Class weighting changes the training objective. It may improve recall for rare classes, but it can also change calibration. A model trained with weights may require careful threshold selection.

Masked Losses

Some tasks contain padding or invalid targets. Sequence models often process batches where sequences have different lengths. Shorter sequences are padded so that tensors have a rectangular shape.

Suppose token logits have shape

[B,T,V],

where $B$ is batch size, $T$ is sequence length, and $V$ is vocabulary size. Targets have shape

[B,T].

Padding tokens should not contribute to the loss.

PyTorch’s CrossEntropyLoss supports ignore_index:

B, T, V = 4, 8, 1000

logits = torch.randn(B, T, V)
targets = torch.randint(0, V, (B, T))

pad_id = 0
targets[0, 5:] = pad_id

loss_fn = nn.CrossEntropyLoss(ignore_index=pad_id)

loss = loss_fn(
    logits.reshape(B * T, V),
    targets.reshape(B * T),
)

The padding index is ignored when computing the average loss.

Choosing a Loss Function

The loss should match the statistical structure of the task.

Task	Model output	Target	Common loss
Regression	Real values	Real values	`MSELoss`, `L1Loss`, `HuberLoss`
Binary classification	Logits	0 or 1 floats	`BCEWithLogitsLoss`
Multi-class classification	Logits per class	Integer class IDs	`CrossEntropyLoss`
Multi-label classification	Logits per label	0 or 1 matrix	`BCEWithLogitsLoss`
Language modeling	Token logits	Token IDs	`CrossEntropyLoss`
Segmentation	Pixel logits	Pixel class IDs	`CrossEntropyLoss`

A common source of bugs is using the wrong target type or shape. CrossEntropyLoss expects integer class labels. BCEWithLogitsLoss expects floating-point binary targets.

Loss Values and Model Quality

A lower training loss means the model fits the training data better. It does not guarantee better generalization.

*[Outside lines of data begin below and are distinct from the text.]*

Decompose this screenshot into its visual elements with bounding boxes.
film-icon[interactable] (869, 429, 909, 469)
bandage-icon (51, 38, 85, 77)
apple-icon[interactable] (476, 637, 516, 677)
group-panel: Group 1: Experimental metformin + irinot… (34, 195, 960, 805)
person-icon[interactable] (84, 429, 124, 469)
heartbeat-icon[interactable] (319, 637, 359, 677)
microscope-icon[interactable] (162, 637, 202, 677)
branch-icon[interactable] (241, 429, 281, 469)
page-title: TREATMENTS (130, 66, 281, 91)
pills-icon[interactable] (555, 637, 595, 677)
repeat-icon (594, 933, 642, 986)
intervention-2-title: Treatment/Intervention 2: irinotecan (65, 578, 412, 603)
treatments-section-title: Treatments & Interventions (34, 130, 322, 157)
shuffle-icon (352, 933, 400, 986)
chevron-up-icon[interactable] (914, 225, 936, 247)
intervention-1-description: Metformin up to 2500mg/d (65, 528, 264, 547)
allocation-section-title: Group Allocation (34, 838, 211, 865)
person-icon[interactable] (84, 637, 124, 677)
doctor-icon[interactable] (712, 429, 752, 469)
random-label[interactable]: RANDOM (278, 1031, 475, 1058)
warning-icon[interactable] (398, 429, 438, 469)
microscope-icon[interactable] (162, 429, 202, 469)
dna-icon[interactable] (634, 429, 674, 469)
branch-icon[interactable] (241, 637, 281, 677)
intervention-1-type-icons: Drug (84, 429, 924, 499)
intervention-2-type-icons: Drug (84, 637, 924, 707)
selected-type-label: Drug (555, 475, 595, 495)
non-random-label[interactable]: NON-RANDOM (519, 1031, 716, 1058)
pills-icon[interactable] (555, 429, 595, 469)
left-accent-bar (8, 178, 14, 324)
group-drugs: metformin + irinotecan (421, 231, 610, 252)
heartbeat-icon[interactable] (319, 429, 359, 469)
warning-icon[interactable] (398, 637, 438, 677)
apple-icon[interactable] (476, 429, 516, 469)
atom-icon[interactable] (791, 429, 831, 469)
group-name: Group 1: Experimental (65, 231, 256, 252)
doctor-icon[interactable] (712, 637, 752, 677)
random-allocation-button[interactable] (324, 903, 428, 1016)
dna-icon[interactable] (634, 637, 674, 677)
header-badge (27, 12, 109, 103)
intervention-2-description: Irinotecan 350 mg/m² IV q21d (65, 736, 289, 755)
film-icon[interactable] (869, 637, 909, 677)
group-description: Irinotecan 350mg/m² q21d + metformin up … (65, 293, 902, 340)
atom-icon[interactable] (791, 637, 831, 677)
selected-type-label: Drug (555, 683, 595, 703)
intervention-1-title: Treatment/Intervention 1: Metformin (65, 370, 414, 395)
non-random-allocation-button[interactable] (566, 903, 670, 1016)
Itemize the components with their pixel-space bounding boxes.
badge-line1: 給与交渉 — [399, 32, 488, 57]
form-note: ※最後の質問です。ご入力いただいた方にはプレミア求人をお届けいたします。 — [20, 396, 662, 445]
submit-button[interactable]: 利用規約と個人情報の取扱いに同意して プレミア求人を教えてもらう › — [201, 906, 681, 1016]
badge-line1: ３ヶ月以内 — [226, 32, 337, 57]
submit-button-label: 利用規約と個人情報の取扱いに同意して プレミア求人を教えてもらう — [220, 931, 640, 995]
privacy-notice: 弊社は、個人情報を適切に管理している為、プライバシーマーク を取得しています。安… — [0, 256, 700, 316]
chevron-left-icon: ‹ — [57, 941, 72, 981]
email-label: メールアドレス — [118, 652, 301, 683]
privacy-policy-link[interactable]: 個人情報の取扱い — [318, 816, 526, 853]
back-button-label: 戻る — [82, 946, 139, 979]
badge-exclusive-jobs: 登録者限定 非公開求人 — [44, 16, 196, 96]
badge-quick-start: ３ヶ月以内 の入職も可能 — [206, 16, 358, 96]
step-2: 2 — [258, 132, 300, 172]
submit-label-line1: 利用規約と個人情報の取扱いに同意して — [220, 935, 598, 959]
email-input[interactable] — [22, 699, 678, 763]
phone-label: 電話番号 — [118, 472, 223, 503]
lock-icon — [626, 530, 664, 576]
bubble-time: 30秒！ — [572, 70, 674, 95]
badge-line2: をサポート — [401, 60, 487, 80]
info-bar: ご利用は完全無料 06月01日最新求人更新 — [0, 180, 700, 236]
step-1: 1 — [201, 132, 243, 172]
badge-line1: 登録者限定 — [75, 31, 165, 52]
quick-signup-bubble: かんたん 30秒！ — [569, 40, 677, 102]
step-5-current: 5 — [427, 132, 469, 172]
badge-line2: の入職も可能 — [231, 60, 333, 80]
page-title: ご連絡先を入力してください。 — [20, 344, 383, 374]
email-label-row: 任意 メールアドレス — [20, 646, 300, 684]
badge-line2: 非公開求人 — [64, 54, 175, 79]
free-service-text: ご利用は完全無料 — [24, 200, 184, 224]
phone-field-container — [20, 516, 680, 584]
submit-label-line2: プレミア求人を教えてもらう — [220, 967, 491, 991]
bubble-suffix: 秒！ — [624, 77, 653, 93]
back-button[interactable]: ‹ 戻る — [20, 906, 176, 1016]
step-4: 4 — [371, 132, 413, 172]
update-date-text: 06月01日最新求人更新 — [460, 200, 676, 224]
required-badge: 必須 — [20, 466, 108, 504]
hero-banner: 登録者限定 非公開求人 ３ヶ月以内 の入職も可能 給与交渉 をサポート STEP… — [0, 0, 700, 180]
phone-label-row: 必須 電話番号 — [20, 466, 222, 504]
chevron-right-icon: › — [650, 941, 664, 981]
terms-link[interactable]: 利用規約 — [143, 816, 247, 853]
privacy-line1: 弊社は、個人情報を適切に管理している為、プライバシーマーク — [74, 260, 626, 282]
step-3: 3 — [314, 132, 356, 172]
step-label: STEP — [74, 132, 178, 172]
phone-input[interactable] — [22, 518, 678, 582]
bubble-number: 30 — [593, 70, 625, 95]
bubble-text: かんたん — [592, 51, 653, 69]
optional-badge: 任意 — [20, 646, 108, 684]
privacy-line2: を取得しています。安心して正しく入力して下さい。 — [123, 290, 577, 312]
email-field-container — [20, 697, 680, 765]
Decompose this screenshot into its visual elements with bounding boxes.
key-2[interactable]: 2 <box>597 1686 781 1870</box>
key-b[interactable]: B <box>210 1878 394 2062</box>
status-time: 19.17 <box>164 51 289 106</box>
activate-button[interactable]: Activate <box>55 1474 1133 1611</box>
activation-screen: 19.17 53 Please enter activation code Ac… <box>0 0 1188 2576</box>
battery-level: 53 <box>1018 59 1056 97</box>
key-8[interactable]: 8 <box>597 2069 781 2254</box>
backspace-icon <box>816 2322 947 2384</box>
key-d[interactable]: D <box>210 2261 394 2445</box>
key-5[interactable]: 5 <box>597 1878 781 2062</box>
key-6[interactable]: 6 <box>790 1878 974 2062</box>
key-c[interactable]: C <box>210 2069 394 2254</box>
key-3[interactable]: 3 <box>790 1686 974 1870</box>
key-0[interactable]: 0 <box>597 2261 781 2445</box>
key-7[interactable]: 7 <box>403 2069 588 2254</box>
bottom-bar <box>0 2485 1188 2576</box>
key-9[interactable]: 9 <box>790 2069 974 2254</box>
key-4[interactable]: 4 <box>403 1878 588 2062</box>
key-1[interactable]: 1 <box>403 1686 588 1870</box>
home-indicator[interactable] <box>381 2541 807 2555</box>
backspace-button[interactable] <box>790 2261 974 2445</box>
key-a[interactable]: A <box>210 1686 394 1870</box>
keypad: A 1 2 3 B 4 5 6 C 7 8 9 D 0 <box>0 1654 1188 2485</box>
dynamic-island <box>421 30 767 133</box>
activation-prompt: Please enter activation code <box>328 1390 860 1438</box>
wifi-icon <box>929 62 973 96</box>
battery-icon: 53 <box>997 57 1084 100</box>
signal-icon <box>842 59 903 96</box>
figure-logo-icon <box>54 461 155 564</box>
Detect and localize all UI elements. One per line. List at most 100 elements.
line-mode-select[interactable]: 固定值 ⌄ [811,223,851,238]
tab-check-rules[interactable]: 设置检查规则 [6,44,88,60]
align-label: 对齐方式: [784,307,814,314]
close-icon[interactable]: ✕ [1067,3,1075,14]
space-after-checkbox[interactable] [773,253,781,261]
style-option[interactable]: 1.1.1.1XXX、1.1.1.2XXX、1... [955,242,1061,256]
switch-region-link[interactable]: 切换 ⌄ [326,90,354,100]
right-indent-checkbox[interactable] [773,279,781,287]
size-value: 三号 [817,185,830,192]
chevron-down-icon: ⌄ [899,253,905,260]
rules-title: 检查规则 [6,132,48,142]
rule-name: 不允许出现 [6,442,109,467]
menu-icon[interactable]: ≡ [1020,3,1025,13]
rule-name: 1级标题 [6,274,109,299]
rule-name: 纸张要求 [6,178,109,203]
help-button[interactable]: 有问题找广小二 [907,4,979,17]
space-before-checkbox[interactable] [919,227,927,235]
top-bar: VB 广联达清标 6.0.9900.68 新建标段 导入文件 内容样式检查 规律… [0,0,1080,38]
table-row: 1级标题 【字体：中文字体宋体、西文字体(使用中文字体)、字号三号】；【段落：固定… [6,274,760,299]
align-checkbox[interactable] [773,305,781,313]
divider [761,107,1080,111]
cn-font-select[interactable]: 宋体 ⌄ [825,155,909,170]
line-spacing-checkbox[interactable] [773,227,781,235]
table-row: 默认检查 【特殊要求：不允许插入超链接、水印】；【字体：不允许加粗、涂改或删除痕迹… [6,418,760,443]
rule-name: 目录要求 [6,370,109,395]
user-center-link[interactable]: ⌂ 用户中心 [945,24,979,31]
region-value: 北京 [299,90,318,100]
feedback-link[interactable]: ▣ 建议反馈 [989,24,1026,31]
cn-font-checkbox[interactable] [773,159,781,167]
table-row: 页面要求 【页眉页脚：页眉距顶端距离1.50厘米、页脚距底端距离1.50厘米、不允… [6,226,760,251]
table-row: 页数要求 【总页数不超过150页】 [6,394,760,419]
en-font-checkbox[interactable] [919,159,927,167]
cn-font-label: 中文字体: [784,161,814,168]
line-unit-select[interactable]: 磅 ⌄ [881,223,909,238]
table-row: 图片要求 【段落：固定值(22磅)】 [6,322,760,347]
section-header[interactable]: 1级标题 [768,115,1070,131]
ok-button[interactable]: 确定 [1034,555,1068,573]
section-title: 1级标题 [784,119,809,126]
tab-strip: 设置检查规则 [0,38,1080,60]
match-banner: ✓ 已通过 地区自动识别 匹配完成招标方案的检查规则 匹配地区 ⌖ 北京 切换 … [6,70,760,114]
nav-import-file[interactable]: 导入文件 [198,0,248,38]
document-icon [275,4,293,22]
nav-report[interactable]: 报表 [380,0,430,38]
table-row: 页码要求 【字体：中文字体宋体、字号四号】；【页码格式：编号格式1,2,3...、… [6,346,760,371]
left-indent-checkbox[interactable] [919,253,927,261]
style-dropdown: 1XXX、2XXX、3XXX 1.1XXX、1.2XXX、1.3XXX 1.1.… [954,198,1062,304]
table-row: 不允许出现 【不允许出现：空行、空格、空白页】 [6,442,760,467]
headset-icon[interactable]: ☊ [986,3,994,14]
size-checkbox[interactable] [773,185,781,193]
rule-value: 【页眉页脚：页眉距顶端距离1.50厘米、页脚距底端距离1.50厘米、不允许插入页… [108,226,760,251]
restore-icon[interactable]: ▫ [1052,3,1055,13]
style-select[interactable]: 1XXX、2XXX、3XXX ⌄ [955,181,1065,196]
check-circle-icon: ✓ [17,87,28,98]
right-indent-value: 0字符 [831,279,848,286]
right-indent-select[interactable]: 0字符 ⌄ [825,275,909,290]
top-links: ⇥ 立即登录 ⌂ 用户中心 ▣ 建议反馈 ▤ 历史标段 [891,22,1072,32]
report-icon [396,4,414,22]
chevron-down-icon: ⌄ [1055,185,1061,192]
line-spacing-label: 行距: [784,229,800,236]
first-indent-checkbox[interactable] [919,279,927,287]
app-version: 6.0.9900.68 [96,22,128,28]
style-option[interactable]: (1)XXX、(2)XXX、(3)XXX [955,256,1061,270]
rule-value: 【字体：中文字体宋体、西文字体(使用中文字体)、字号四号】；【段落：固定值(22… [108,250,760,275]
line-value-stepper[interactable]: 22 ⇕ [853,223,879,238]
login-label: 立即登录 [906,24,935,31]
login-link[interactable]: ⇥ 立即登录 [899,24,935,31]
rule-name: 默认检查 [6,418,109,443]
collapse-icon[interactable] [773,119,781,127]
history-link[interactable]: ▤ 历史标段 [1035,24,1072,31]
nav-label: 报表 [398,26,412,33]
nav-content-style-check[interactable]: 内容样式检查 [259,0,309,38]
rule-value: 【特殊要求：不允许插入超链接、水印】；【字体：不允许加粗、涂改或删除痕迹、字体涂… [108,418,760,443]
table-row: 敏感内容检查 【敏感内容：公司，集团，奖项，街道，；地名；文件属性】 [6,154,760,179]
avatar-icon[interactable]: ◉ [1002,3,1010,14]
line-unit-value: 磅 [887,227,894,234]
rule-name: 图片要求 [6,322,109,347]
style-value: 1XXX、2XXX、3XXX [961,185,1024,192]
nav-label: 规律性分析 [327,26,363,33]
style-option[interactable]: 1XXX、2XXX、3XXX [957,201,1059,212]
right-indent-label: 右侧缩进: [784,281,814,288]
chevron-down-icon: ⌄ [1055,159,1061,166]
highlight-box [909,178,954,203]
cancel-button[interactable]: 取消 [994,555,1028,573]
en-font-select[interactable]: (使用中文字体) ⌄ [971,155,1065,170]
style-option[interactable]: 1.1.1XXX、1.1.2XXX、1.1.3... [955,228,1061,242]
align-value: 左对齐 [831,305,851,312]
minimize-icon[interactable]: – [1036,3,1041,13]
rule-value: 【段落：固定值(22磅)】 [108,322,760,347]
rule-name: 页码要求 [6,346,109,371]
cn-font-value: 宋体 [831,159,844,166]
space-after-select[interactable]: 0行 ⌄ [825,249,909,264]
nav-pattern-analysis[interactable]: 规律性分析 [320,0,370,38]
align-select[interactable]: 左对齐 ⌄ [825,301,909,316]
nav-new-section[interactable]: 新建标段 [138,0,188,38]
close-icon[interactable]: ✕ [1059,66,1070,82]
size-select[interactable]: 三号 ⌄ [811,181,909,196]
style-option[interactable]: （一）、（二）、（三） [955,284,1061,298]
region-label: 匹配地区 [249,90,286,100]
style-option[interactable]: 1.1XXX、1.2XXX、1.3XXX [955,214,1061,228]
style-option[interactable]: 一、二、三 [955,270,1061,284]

A model can reduce training loss while becoming worse on unseen data. This is overfitting. For this reason, training loss should be monitored together with validation loss and task metrics.

For classification, accuracy, precision, recall, F1 score, ROC-AUC, and calibration may matter more than loss alone. For regression, mean absolute error or domain-specific metrics may be easier to interpret than MSE.

The loss function is used for optimization. The evaluation metric is used for judgment. Sometimes they are the same. Often they differ.

Summary

Loss functions convert prediction errors into scalar objectives for training. Regression commonly uses MSE, MAE, or Huber loss. Binary classification uses binary cross-entropy. Multi-class classification uses softmax cross-entropy.

In PyTorch, use logits directly with BCEWithLogitsLoss and CrossEntropyLoss. This gives better numerical stability and simpler code. The selected loss must match the task, target shape, target type, and model output.